The Energy venue includes various forms of electric power generation and the transmission and distribution systems required to deliver energy to users. The evolving “smart grid” encompasses critical enabling technologies and applications. These include alternative generation technologies, distributed energy generation, power quality monitoring, energy storage and automated metering.

Key applications and use cases include:

  • Asset monitoring (turbines, transformers, switches, etc.)
  • Condition-based maintenance tools for predicting system failures before they happen, and
  • Integration of multiple brands of equipment to allow participants along the power supply-chain to better utilize data to manage power supply and demand. 

Harbor’s Energy Outlook

The smart energy market opportunity is created by growing electricity capacity shortages, increasing electricity costs, under investment in infrastructure, reliability issues due to constraints on generation and T&D capacity and increasing concern over energy cost and carbon emissions associated with adding additional generation capacity to fulfill the growing demand for electricity.

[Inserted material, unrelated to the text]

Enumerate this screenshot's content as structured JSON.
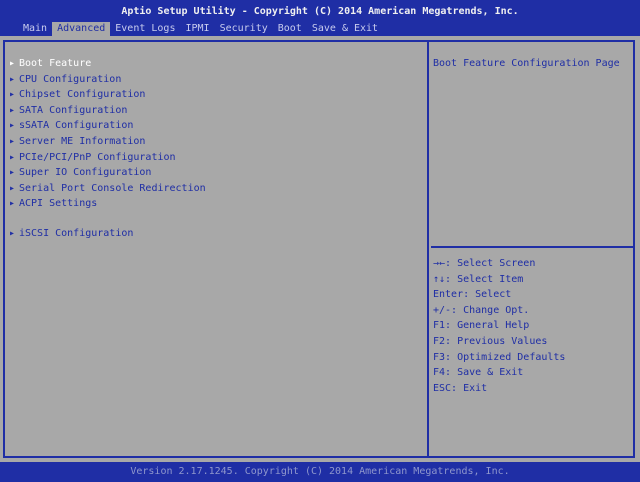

The market opportunity for developing and servicing smart power equipment and device networking and monitoring solutions is still quite open and fragmented. Opportunities are abound in the hardware, software, networking and services spaces. Our research indicates that 300+ million devices are presently available for networking in the power industry, representing several billion dollars of revenue opportunities for suppliers.

Electricity consumption in most developed economies is growing at roughly 3% per year and has been doing so for many years while supply capacity has been falling steadily. This environment is caused by under investment in the utility supply sector and in some cases adverse market structures and regulations. These  forces have driven a steady erosion of grid capacity to such a point where many western countries are now operating dangerously close to their supply capacity limits.

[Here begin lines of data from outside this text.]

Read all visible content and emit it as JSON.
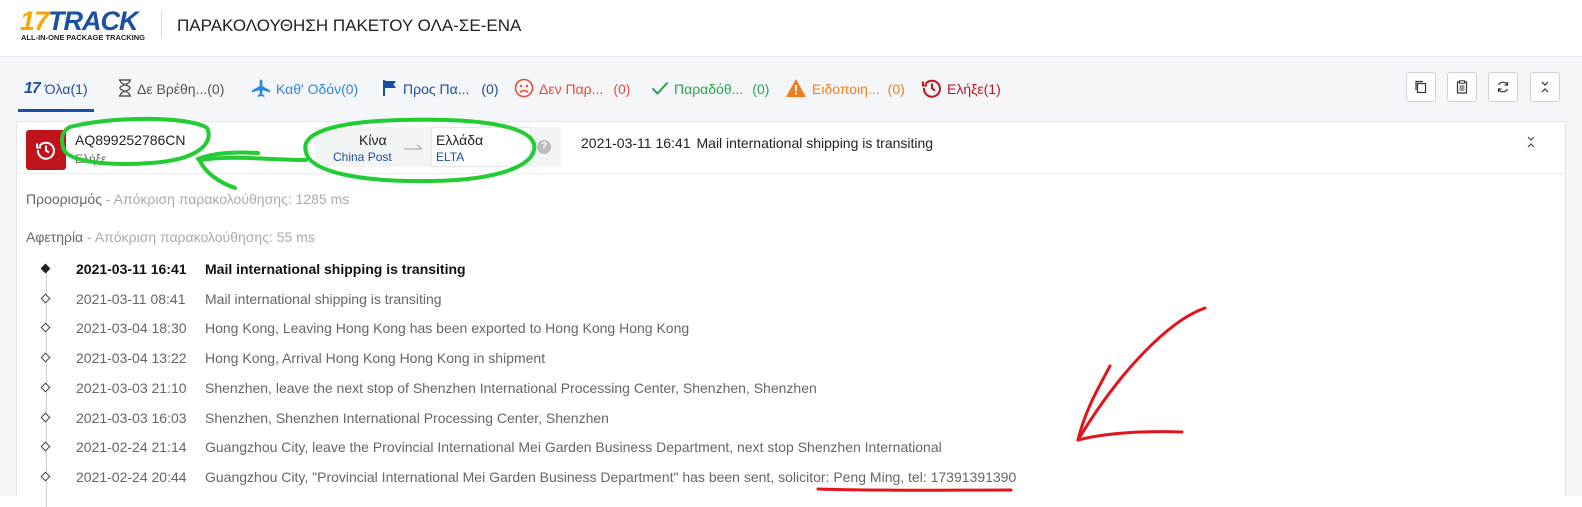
{
  "header": {
    "logo_number": "17",
    "logo_word": "TRACK",
    "logo_tagline": "ALL-IN-ONE PACKAGE TRACKING",
    "title": "ΠΑΡΑΚΟΛΟΥΘΗΣΗ ΠΑΚΕΤΟΥ ΟΛΑ-ΣΕ-ΕΝΑ"
  },
  "tabs": [
    {
      "label": "Όλα(1)",
      "icon": "17track-icon",
      "color": "#1b4fa3"
    },
    {
      "label": "Δε Βρέθη...(0)",
      "icon": "hourglass-icon",
      "color": "#555555"
    },
    {
      "label": "Καθ' Οδόν(0)",
      "icon": "airplane-icon",
      "color": "#2e86de"
    },
    {
      "label": "Προς Πα...",
      "count": "(0)",
      "icon": "flag-icon",
      "color": "#1b4fa3"
    },
    {
      "label": "Δεν Παρ...",
      "count": "(0)",
      "icon": "sad-face-icon",
      "color": "#e74c3c"
    },
    {
      "label": "Παραδόθ...",
      "count": "(0)",
      "icon": "check-icon",
      "color": "#27a745"
    },
    {
      "label": "Ειδοποιη...",
      "count": "(0)",
      "icon": "warning-icon",
      "color": "#f07d1a"
    },
    {
      "label": "Ελήξε(1)",
      "icon": "history-icon",
      "color": "#c0141c"
    }
  ],
  "toolbar": {
    "buttons": [
      "copy-icon",
      "paste-icon",
      "refresh-icon",
      "collapse-all-icon"
    ]
  },
  "shipment": {
    "tracking_number": "AQ899252786CN",
    "status": "Ελήξε",
    "origin_country": "Κίνα",
    "origin_carrier": "China Post",
    "destination_country": "Ελλάδα",
    "destination_carrier": "ELTA",
    "help": "?",
    "latest_time": "2021-03-11 16:41",
    "latest_desc": "Mail international shipping is transiting"
  },
  "sections": {
    "destination_label": "Προορισμός",
    "destination_sub": "- Απόκριση παρακολούθησης: 1285 ms",
    "origin_label": "Αφετηρία",
    "origin_sub": "- Απόκριση παρακολούθησης: 55 ms"
  },
  "events": [
    {
      "time": "2021-03-11 16:41",
      "desc": "Mail international shipping is transiting"
    },
    {
      "time": "2021-03-11 08:41",
      "desc": "Mail international shipping is transiting"
    },
    {
      "time": "2021-03-04 18:30",
      "desc": "Hong Kong, Leaving Hong Kong has been exported to Hong Kong Hong Kong"
    },
    {
      "time": "2021-03-04 13:22",
      "desc": "Hong Kong, Arrival Hong Kong Hong Kong in shipment"
    },
    {
      "time": "2021-03-03 21:10",
      "desc": "Shenzhen, leave the next stop of Shenzhen International Processing Center, Shenzhen, Shenzhen"
    },
    {
      "time": "2021-03-03 16:03",
      "desc": "Shenzhen, Shenzhen International Processing Center, Shenzhen"
    },
    {
      "time": "2021-02-24 21:14",
      "desc": "Guangzhou City, leave the Provincial International Mei Garden Business Department, next stop Shenzhen International"
    },
    {
      "time": "2021-02-24 20:44",
      "desc": "Guangzhou City, \"Provincial International Mei Garden Business Department\" has been sent, solicitor: Peng Ming, tel: 17391391390"
    }
  ],
  "colors": {
    "brand_blue": "#1b4fa3",
    "brand_orange": "#f7a600",
    "expired_red": "#c0141c",
    "annotation_green": "#22cc33",
    "annotation_red": "#e3121b"
  }
}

The scale of the capacity expansion needed to return to previous operating levels in many countries is so great that utilities are now finally looking seriously at demand reduction as a more favorable investment than just capacity expansion. Timing to bring new generating assets through planning, funding and build is also a major factor – demand reduction or demand side management technology have none of these disadvantages and is now being seen as a useful tool not just in the short term while new assets are built, but also in the long term to augment and reduce the need for increased capacity.

The level of attention focused on smart grid investments has, for the last several years, been rising steadily. The forces at work in this market will drive significant impacts to the power supply network over the next decade.  Market pressures will make demand / consumption reduction services and related smart systems much more attractive to electric utilities and customers in the future.